We see examples of the early church in sharing what they had to help their needy brethren in Acts 4:32-37. During the Judean famine Paul observed that even those in poverty gave generously to help their Judean brethren, 2 Corinthians 8:1-5, 11-15. They let their abundance supply what their brethren lacked.

To honor God with our possessions

There was an important principle in the Old Law: The firstfruits and tithes, Deuteronomy 26:1-19. The law commanded that the first and the best was to be offered to God. This was a great act of faith for it is trust that God would continue to bless their harvest and herds.

The gift was to provide for those who are in need or who are dedicated in service to the Lord’s temple. The giving action was to be done with the complete heart and soul recognizing God as the giver of all things.

Proverbs 3:9-10: “Honor the Lord with your wealth and with the firstfruits of all your produce;then your barns will be filled with plenty, and your vats will be bursting with wine.”

Under the New Testament we are not commanded to tithe but are to bring freewill offerings and to be generous with what we have been given. Previously we noted how God wants us to be generous with what He has given us. As the offerings paid the expenses for the upkeep of the tabernacle, and later temple, and met the physical needs of the priests dedicated to its service, so our offerings today help us to maintain a place of worship, provide financial support for those dedicated to preaching the gospel, purchasing materials for our Bible classes, and helping our brethren in a time of need.

Would You Give Two-Day’s Pay To A Stranger?

Have you put a dollar value on the Good Samaritan’s sacrifice? Would you share it with a stranger?

The good Samaritan, of the parable in Luke 10, gave the innkeeper two denarii for the care of the abused stranger he found on his journey and a promise for more money on his return if this was too little. The marginal note for “denarii” states it is the equivalent of two days of a laborer’s wage.

Two days of pay. To help a stranger.

We do not know if the Samaritan received a denarius per day of work or made more than that so the two denarii would be a smaller portion of his income.  But whether it was two-day’s pay or even less, it was still a significant amount to give for the help of a helpless stranger.

Consider this sacrifice in our dollars at 8 hours per day.

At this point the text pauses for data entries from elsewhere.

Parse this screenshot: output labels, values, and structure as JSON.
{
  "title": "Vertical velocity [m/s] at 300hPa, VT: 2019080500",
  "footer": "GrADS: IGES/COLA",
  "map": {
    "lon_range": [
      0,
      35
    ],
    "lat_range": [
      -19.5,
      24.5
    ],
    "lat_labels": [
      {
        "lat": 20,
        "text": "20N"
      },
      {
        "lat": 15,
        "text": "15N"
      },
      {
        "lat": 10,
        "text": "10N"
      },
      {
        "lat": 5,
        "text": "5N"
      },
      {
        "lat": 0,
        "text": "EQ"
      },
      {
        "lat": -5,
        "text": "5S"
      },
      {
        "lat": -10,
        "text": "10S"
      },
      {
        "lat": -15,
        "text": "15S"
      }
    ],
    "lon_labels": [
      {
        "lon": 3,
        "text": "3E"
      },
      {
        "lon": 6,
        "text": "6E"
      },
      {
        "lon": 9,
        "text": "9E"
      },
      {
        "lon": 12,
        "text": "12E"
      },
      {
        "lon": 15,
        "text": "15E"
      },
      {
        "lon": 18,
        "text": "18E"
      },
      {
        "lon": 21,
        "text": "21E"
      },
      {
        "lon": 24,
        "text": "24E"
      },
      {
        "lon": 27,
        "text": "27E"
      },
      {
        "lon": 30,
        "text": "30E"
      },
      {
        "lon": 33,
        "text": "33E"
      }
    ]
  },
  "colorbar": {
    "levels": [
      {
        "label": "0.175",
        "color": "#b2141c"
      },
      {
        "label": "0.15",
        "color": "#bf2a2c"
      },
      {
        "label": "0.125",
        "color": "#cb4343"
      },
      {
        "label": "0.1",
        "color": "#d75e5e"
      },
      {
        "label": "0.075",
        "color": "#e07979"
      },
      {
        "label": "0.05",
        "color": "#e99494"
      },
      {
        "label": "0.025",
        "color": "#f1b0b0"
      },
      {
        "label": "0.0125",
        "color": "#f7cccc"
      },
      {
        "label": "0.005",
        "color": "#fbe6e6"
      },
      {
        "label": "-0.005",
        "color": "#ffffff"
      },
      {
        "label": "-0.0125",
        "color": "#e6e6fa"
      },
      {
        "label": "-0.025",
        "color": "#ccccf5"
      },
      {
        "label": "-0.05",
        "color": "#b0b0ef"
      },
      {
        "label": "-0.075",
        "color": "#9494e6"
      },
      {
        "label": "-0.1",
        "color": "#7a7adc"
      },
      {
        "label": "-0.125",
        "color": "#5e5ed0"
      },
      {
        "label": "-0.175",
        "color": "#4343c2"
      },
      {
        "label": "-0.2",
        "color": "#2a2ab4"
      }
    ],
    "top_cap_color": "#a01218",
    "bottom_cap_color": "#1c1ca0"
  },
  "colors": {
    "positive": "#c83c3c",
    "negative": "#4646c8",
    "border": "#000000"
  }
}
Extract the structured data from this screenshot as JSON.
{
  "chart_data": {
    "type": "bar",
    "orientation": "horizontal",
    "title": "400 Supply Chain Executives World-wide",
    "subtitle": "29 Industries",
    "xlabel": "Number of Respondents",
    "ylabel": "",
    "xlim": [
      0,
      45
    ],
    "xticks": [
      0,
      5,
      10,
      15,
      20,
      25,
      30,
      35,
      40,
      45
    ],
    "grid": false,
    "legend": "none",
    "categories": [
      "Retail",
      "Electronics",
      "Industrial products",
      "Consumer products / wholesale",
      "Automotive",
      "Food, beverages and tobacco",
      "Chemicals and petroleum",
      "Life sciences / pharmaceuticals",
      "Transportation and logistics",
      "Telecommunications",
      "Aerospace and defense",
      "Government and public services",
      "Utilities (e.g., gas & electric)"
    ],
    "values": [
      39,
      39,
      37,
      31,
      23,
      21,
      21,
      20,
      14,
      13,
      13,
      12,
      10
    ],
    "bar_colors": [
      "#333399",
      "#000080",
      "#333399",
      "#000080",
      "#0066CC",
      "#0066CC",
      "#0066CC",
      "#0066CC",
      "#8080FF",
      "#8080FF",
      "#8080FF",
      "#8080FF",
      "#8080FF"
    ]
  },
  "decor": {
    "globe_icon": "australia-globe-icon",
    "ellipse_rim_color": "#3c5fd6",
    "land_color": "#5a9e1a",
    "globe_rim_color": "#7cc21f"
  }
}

  • The national minimum wage is $7.25 per hour, a sacrifice of $116 dollars.
  • A better comparison would be the average laborer who makes about $15 per hour. That would be $240 given for a stranger.
  • The median income average in 2016, according to the Social Security Administration would be about $23.39, a sacrifice of $374.17.

 

Obviously, the lower one’s income the greater income percentage of the sacrifice. However, even a person making the median income giving $240 (according to the laborer’s rate) is sacrificing a lot. $240 is a decent utility bill, insurance payment, or even a grocery bill for some.

It was a significant sacrifice. For a stranger.

If I want to prove myself a neighbor, am I ready to sacrifice $240 as the Samaritan did? Perhaps I need to create a Good Samaritan fund (or envelope for those who budget that way) so that I always have it ready to share and committed to the stranger I encounter on my way. Or my brethren I encounter in the aisle.

But if anyone has the world’s goods and sees his brother in need, yet closes his heart against him, how does God’s love abide in him? Little children, let us not love in word or talk but in deed and in truth. 1 John 3:17-18

Is my heart ready to give $240 for a stranger? Will I prove to be a neighbor?